# Problem 1 [Waiting]
> Use the inverse CDF method to generate independent samples, $X_i$, of the exponential random variable with average waiting time of 0.2 time units. Evaluate the quality of your generator with goodness of fit tests.
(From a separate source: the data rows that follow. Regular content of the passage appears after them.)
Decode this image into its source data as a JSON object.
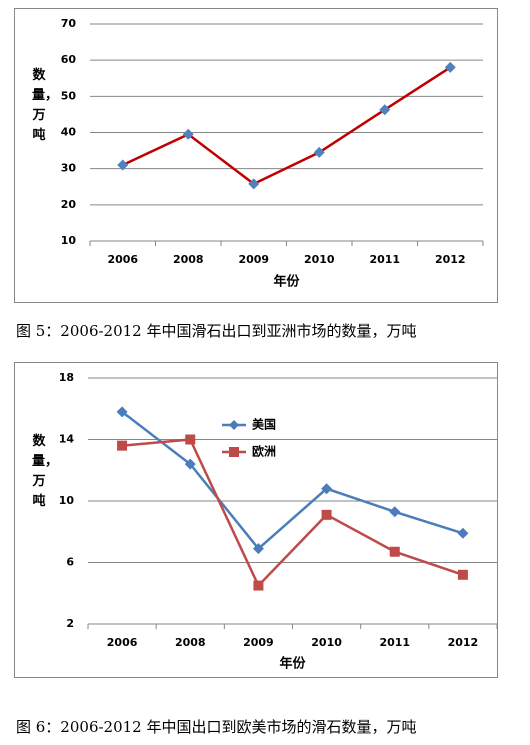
{
  "chart_data": [
    {
      "type": "line",
      "caption": "图 5：2006-2012 年中国滑石出口到亚洲市场的数量，万吨",
      "xlabel": "年份",
      "ylabel": "数量，万吨",
      "categories": [
        "2006",
        "2008",
        "2009",
        "2010",
        "2011",
        "2012"
      ],
      "series": [
        {
          "color": "#c00000",
          "marker": "diamond",
          "marker_color": "#4f81bd",
          "values": [
            31,
            39.5,
            25.8,
            34.5,
            46.3,
            58
          ]
        }
      ],
      "ylim": [
        10,
        70
      ],
      "yticks": [
        10,
        20,
        30,
        40,
        50,
        60,
        70
      ],
      "grid": true
    },
    {
      "type": "line",
      "caption": "图 6：2006-2012 年中国出口到欧美市场的滑石数量，万吨",
      "xlabel": "年份",
      "ylabel": "数量，万吨",
      "categories": [
        "2006",
        "2008",
        "2009",
        "2010",
        "2011",
        "2012"
      ],
      "series": [
        {
          "name": "美国",
          "color": "#4a7ebb",
          "marker": "diamond",
          "marker_color": "#4a7ebb",
          "values": [
            15.8,
            12.4,
            6.9,
            10.8,
            9.3,
            7.9
          ]
        },
        {
          "name": "欧洲",
          "color": "#be4b48",
          "marker": "square",
          "marker_color": "#be4b48",
          "values": [
            13.6,
            14.0,
            4.5,
            9.1,
            6.7,
            5.2
          ]
        }
      ],
      "ylim": [
        2,
        18
      ],
      "yticks": [
        2,
        6,
        10,
        14,
        18
      ],
      "grid": true,
      "legend": "top"
    }
  ]
}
The exponential distribution with $\lambda= \frac{1}{0.2}=5$ has the cdf:
$$
F_X(x)=
\begin{cases}
1-e^{-5 x}, & x\geqslant 0\\
0, & x < 0
\end{cases}
$$

In [1]:
%matplotlib notebook
import numpy as np
import matplotlib.pyplot as plt
x = np.arange(0,2,0.01)
y = 1-np.exp(-5*x)
plt.figure()
plt.plot(x,y)
plt.title('The CDF of the exponential distribution')
plt.xlabel('x')
plt.ylabel('$F_X(x)$')
plt.grid()
plt.show()

<IPython.core.display.Javascript object>

The inverse of it will be,
$$
F^{-1}(y)=-0.2log(1-y) , \ 0 \leqslant y \leqslant 1
$$

In [2]:
x = np.arange(0,1,0.01)
y = -0.2*np.log(1-x)
plt.figure()
plt.plot(x,y)
plt.grid()
plt.title('The inverse CDF function of exponential distribution.')
plt.xlabel('y')
plt.ylabel('$F_X^{-1}(y)$')
plt.show()

<IPython.core.display.Javascript object>

The inverse CDF method has the following procedures,
1. Generate the random variable $Y \sim U(0,1)$
2. Use the inverse CDF function $F_X^{-1}(y)$ to get the output value.

In [3]:
def my_exp_rv(row = 1,column = 1):
    y = np.random.rand(row, column)
    X = -0.2*np.log(1-y)
    return X
# This random.seed value dramatically affects the chi-square result!!!
# np.random.seed(111)
x = my_exp_rv(10000,1)
plt.figure()
plt.hist(x, bins = 20)
plt.title('Frequency distribution of 10,000 samples from the defined function')
plt.xlabel('X')
plt.ylabel('Frequency')
plt.grid()
plt.show()

<IPython.core.display.Javascript object>

We define the funtion 'my_exp_rv' to generate the RV that we want. Next, we use the chi-square to test the goodness of fit. We set the 11 intervals as the following:
$$
[0,0.1],[0.1,0.2],[0.2,0.3]...[0.8,0.9],[0.9,1.0],[1.0,+\infty]
$$

In [4]:
from scipy.stats import chisquare
x_e_1 = np.arange(0,1,0.1)
x_e_2 = np.arange(0.1,1.1,0.1)
p1 = 1-np.exp(-5*x_e_1)
p2 = 1-np.exp(-5*x_e_2)
p_int = p2 - p1
p_int = np.append(p_int, [1-p2[-1]])
n, bins = np.histogram(x, bins = np.append(np.arange(0,1.1,0.1),[float('inf')]))
ne = p_int * 10000
print(chisquare(n, f_exp=ne))


Power_divergenceResult(statistic=4.4188697446176564, pvalue=0.92647936169478595)


As we can see in the above result, the pvalue is up to 0.98 which means a very good fit to the exponential distribution.